Now then, let’s talk about what’s in there. I expected it to be something reasonably straightforward like json, which mitmproxy and any number of other tools/libraries have no trouble parsing. Nope, it uses protocol buffers, a library to make compact binary protocols easier to use on the developer end. Decoding the structure of protobuf data is easy enough, but unfortunately if you didn’t write the protocol, you have no idea what any of it means. As my networking professor put it, binary protocols are more efficient, but text protocols are more useful for humans who have to program them. Protobuf makes binary easier for developers, but not really for reverse engineers who don’t have the protocol definition.

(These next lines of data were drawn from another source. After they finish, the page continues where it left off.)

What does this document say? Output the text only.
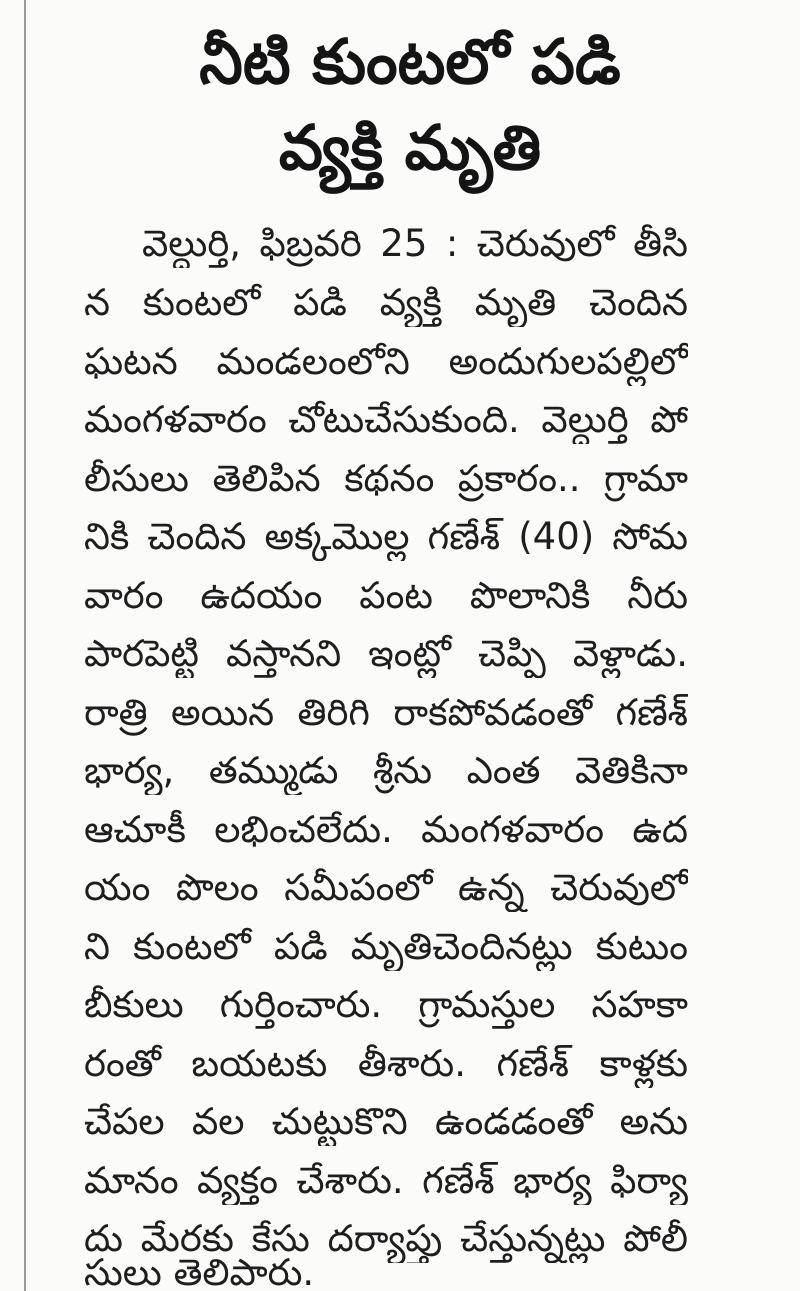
నీటి కుంటలో పడి
వ్యక్తి మృతి
వెల్దుర్తి, ఫిబ్రవరి 25 : చెరువులో తీసి
న కుంటలో పడి వ్యక్తి మృతి చెందిన
ఘటన మండలంలోని అందుగులపల్లిలో
మంగళవారం చోటుచేసుకుంది. వెల్దుర్తి పో
లీసులు తెలిపిన కథనం ప్రకారం.. గ్రామా
నికి చెందిన అక్కమొల్ల గణేశ్ (40) సోమ
వారం ఉదయం పంట పొలానికి నీరు
పారపెట్టి వస్తానని ఇంట్లో చెప్పి వెళ్లాడు.
రాత్రి అయిన తిరిగి రాకపోవడంతో గణేశ్
భార్య, తమ్ముడు శ్రీను ఎంత వెతికినా
ఆచూకీ లభించలేదు. మంగళవారం ఉద
యం పొలం సమీపంలో ఉన్న చెరువులో
ని కుంటలో పడి మృతిచెందినట్లు కుటుం
బీకులు గుర్తించారు. గ్రామస్తుల సహకా
రంతో బయటకు తీశారు. గణేశ్ కాళ్లకు
చేపల వల చుట్టుకొని ఉండడంతో అను
మానం వ్యక్తం చేశారు. గణేశ్ భార్య ఫిర్యా
దు మేరకు కేసు దర్యాప్తు చేస్తున్నట్లు పోలీ
సులు తెలిపారు.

The smart people at /r/PokémonGoDev have made pretty good progress on reversing some of what’s in there and have some .proto files available to help third-party programmers parse it. They aren’t complete, though, and you’ll need some experience with protobuf to really get a handle on this. Rather than figuring the rest out yourself, here’s someone who has already made a lot of progress on this task. Looks handy! Even better, here is a whole MITM toolkit ready to go, apparently. OK sweet.

Cryptography!

Just as I found all of these tools, a wrinkle appeared. Version 31.0 of the app uses certificate pinning, and believe it or not, the certificate/keys generated by mitmproxy are not the ones the app expects. This is general good security practice, but in this case it was probably added specifically to stop the kind of thing we are doing. Niantic is not happy about all the mapping apps and bots that have sprung up.

This guide has a nice walkthrough of ways to patch the binary to remove the cert check. That’s a fun example of how to patch binaries in general to disable certain behaviors (like checking serial numbers…not that anyone should ever do such a thing). One issue that arises here is that Google login will no longer work, since the apk will not be signed properly, and you will have to use a Pokémon Trainer Club account.

I tried one of the suggested patch methods, but it did not immediately work, and I lost patience. Niantic wants to shut us out from reading and injecting traffic, and I don’t blame them! Part of my goal here was to figure out how hard such a thing would be. It’s clearly not impossible, but they are trying to make it harder. I don’t have the time to try to keep up in this escalating battle. When it comes to bots, honestly I hope Niantic wins this arms race. The bot writers don’t think they will. Whatever happens, those of us casually poking around will have our work cut out for us. After this many hurdles, I’m calling it quits and am going back to just enjoying playing the game like a normal person.